Лев Боаз-Яхинов и Яхин-Боазов
16

Оглавление

Настал вечер, а Боаз-Яхин все еще был в пути. В последнем городке, где он останавливался, ему удалось заработать немного денег: он спел под гитару, купил немного хлеба с сыром и поспал на площади. Так каждую ночь можно дотянуть до утра, думал он, сидя на лавке и глядя на звезды.

Сейчас он утомился, а сумерки казались более одиноким временем, нежели ночь. Вечно дорога, говорили сумерки. Вечно угасает день. От вида движущихся по вечерней дороге фар под еще светлым небом у Боаз-Яхина теснило в горле. Он помнил, как раньше был дом, где он спал каждую ночь, – а еще отец с матерью.

Неровно тарахтя, рядом притормозил и остановился старый мятый фургон, от которого несло топливом и фермой. За рулем сидел молодой мужчина с грубым небритым лицом, щурился.

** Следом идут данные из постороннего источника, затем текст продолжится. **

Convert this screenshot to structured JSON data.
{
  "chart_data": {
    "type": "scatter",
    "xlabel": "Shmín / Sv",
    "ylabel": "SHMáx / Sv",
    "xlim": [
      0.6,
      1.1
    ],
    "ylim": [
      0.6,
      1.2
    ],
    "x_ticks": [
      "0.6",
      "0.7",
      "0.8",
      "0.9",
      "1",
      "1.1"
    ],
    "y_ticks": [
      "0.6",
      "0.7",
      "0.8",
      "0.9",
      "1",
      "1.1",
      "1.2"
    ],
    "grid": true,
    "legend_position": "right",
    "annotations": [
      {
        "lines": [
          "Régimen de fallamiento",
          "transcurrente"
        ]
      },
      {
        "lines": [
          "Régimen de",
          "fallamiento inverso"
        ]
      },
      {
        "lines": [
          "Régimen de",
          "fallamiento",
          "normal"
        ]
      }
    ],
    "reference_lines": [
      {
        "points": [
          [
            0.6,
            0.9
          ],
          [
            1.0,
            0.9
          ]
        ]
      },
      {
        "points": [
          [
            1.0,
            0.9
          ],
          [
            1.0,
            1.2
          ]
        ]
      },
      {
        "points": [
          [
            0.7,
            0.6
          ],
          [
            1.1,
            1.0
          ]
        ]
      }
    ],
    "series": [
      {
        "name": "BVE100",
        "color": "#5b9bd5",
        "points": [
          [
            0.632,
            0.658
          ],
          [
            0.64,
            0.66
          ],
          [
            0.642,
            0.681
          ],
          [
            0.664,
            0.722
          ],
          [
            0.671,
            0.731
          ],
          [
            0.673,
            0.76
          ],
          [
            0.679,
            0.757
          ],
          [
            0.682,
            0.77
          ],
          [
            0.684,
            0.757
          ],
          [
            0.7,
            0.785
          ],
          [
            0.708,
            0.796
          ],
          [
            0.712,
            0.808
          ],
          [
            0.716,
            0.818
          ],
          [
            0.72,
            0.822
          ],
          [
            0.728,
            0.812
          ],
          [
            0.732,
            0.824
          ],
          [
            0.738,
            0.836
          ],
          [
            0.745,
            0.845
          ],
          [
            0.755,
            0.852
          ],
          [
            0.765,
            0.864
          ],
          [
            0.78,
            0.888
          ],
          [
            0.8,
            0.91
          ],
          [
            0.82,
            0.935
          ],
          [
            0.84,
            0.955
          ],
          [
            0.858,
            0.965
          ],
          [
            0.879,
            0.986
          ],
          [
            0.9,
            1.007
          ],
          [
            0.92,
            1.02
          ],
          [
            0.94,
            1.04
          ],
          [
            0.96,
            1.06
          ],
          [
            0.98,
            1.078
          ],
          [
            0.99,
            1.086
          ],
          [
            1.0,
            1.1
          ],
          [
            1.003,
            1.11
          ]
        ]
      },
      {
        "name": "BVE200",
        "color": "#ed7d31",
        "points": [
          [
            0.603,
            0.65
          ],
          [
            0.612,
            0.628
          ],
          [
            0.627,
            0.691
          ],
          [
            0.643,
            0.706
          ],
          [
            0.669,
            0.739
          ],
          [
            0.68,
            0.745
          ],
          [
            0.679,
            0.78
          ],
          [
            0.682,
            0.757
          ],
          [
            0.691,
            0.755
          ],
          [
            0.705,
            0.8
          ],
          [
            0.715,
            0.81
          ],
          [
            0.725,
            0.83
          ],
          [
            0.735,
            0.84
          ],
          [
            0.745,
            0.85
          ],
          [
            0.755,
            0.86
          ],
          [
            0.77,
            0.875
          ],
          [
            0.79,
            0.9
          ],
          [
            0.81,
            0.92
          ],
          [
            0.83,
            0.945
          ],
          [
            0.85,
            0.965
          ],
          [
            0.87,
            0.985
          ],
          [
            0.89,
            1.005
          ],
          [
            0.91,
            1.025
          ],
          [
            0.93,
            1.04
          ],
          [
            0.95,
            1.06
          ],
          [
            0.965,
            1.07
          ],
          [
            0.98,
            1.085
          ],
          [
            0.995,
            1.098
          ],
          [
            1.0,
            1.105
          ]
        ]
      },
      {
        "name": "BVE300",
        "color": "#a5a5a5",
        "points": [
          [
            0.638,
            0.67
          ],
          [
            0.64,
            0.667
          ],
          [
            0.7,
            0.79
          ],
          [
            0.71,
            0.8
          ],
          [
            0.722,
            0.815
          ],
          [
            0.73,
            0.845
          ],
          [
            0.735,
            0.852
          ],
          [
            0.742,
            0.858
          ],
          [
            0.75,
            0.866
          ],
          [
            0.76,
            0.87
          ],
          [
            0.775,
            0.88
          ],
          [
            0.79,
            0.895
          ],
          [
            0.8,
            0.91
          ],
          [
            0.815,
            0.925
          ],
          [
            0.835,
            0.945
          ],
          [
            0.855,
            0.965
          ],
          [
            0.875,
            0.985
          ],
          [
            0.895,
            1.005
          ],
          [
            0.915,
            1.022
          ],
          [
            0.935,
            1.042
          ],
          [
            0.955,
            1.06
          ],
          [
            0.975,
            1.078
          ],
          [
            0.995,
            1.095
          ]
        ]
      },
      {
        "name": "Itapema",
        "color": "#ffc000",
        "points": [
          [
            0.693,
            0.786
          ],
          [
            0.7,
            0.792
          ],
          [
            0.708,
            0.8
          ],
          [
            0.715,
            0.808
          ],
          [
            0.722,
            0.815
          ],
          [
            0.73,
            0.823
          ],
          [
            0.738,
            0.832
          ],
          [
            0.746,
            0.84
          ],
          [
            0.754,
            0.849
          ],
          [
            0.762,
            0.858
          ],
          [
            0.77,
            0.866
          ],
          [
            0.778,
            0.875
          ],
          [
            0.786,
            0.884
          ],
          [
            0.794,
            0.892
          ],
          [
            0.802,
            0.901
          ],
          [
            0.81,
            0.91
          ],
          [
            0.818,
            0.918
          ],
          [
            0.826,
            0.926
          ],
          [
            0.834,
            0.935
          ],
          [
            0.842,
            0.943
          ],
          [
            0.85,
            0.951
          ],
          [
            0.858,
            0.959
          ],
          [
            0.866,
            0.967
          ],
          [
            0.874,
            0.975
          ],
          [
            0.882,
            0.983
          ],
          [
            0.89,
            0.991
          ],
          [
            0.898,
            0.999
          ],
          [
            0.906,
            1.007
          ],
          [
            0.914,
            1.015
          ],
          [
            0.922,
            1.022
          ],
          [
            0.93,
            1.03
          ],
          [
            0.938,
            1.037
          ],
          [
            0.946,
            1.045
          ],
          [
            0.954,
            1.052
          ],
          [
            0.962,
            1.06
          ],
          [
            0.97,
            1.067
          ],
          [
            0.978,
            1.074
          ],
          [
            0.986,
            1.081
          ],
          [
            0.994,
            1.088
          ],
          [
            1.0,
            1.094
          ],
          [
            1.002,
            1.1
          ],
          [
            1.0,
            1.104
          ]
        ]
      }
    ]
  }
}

Он высунулся из окна, оглядел чехол от гитары, БоазЯхина, кашлянул.

– Какие-нибудь старые песни знаешь? – осведомился он.

– Какие именно? – спросил Боаз-Яхин.

– «Колодец»? – сказал фермер. Промычал мотив мимо нот. – Там еще о девчонке – она ждет своего ухажера у колодца, а тот все не идет. Старухи на площади ее спрашивают, сколько раз удастся ей наполнить кувшин. А девчонка смеется и говорит, что не наполнится он до той поры, покуда не увидит она улыбку милого…

– Я ее знаю, – сказал Боаз-Яхин. Он спел фермеру припев:

Глаза, как маслины, черней не найдешь.

Сладки поцелуи, сладка его ложь.

Глубок тот колодец, и дна не видать.

Кто поцелуй подарит завтра, никто не может знать[1].


– Точно, – сказал фермер. – А «Апельсиновую рощу»?

– Да, – ответил Боаз-Яхин. – Ее тоже.

– Ты куда едешь? – спросил фермер.

– В порт.

– До него тебе еще день, если не больше. Хочешь денег заработать? А потом я тебя туда подброшу.

– А что надо делать? – спросил Боаз-Яхин.

– Поиграешь для моего отца, – объяснил фермер. – Споешь ему. Кончается он. – Он открыл дверцу, БоазЯхин сел, и фургон тронулся. – Его трактором переехало, разворотило всего, – сказал фермер. – Остановился на уклоне, забыл воткнуть ручник и зашел проверить зацеп у бороны. А трактор возьми да покатись на него. Всего подавил. Колесо прямо по нему проехало, половину ребер переломало, легкое разорвано. Он долго пролежал с внутренним кровотечением, пока не сообразили его поискать… Сам виноват, черт его подери. Никогда уже не задумывался о том, что творит. Ну да ладно. В общем, так оно все и вышло. Пускай послушает песни, что Бенджамин певал, а потом помрет, и все закончится… Сейчас-то он говорить не может, понимаешь. Лежит, тужится изо всех сил, лишь бы вздохнуть. Правая рука вообще не шевелится. А левой рукой, одним пальцем, пишет на тумбочке имя – Бенджамин. А Бенджамина-то я предъявить ему не могу. Вот и решил, пусть хоть песни послушает. Может, разницы и не почует. Сукин сын. – И он заплакал.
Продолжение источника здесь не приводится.